I thought it was my SIL’s attempt at cooking a duck, and I was concerned that I was going to have to spend the entire visit out in the garage, because I could not enter the house. My BIL came out carrying a large garbage bag. He looked rather green-faced and gagged a couple of times.
It seems my SIL had started cooking the turkey the night before, and in the morning, she “turned it” (some people start cooking the bird breast side down) and that’s when the stench started.
They came back with a fully cooked turkey from the deli at Publix. Bless Publix for being open on Thanksgiving.
(Oh, and my SIL threw a spatula at her husband. Apparently, when they discovered the turkey was bad, his attempt at making her feel better was to say “What’s the big deal?” He was very contrite and apologized.)
I brine in a cooler. I add lots of ice, and I sit the cooler outside, where it maxes at 50 versus the steady 65-70 indoors. I’ll be doing the turkey again next year; I’ve discovered brining bags which will make cleanup much, much easier.
Duke, brining wouldn’t hurt, although smoking is pretty darn good at infusing flavor on its own. Personally, I’d use a dry rub (if I had a smoker, that is) and let that sit on the meat for the six hours.
Duke I have never brined a pork butt or shoulder. It would require a fair amount of time, I think due to the thickness of the meat.
I have often thought about buying some country style ribs (which are actually a cut up Boston Butt) and brining them before I smoke them for pulled pork.
I don’t think this is necessary for a juiciness point of view, but it might add flavor.
Thanks. I normally don’t dry rub for that long, I was figuring the dry rub can still do it’s thing while the butt is on the smoker. I’ve never brined anything, really, except put basically the same stuff (salt, brown sugar, spices…no water) on some salmon a couple of hours before cooking, so I’m not sure how much of a difference it would make on something that’s slow smoked.
Not like it matters at this point, since you’ve already heard this from a dozen or more posters but I’ve done Alton’s brine recipe a couple of times and loved it.
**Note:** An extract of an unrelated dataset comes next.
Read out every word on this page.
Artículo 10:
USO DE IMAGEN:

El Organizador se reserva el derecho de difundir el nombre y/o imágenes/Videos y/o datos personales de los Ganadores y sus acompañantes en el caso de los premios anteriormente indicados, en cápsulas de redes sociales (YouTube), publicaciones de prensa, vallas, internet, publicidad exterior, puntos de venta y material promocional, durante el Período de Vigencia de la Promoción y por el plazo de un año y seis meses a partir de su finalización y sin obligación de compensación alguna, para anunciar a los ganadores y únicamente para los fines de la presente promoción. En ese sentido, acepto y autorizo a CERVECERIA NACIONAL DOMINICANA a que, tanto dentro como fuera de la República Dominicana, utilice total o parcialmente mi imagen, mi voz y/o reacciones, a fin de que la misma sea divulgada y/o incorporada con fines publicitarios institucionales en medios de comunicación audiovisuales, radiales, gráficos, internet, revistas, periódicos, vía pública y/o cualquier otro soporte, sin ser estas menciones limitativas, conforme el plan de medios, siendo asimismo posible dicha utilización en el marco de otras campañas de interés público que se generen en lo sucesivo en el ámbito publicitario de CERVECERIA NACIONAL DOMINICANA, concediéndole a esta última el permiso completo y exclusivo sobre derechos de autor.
One other thing Alton says regarding bird cooking: Don’t open the oven, and no basting! It just dries the bird out more.
You know, if someone just dropped in to this thread and read only this post they might think something dirty was going on.
Either I need some dinner or a cold shower.
I have brined several things, but I haven’t cooked a whole turkey in a long time. Back then, I used a Reynolds roasting bag. The bag held in the moisture and the steam. No part of the bird was dry or underdone. That was before I learned how to brine.
Don’t be. The first year I tried it, my mother was very skeptical and was positive the meat would be way too salty and inedible. She just couldn’t fathom how soaking it in salt water would do anything but make it salty.
I was waaay too smug as she raved about how juicy the turkey was.
Considering I brine in a mixture of only salt & sugar (1 gallon water, 1 cup salt, 1/2 cup sugar), I’m not too concerned about imparting flavor. I like my turkey to taste like turkey.
As for brining pork butt, I have seen people do this, and it is an acceptable practice. That said, I’ve never had reason to do so, as my pork butt always comes out very moist and soft after a long smoke.
Also, as much as I love Alton Brown, he is not infallible. I’ve heard him make multiple errors on his shows; I know on his beer special I counted two or three clear errors.
Well, I split the difference. I got 2 pork butts, brining one basically like Alton Brown did his (searched “brined pork butt” and his recipe was about the 2nd hit) and smoking one per usual. I added some chipotle hot sauce and beer to the brine…what the heck. I’ll pat it dry and dry rub it right before it goes on, the other is already rubbed. Time for a head-to-head butt.
And sorry for butting into the turkey thread, but brined turkey had already been talked.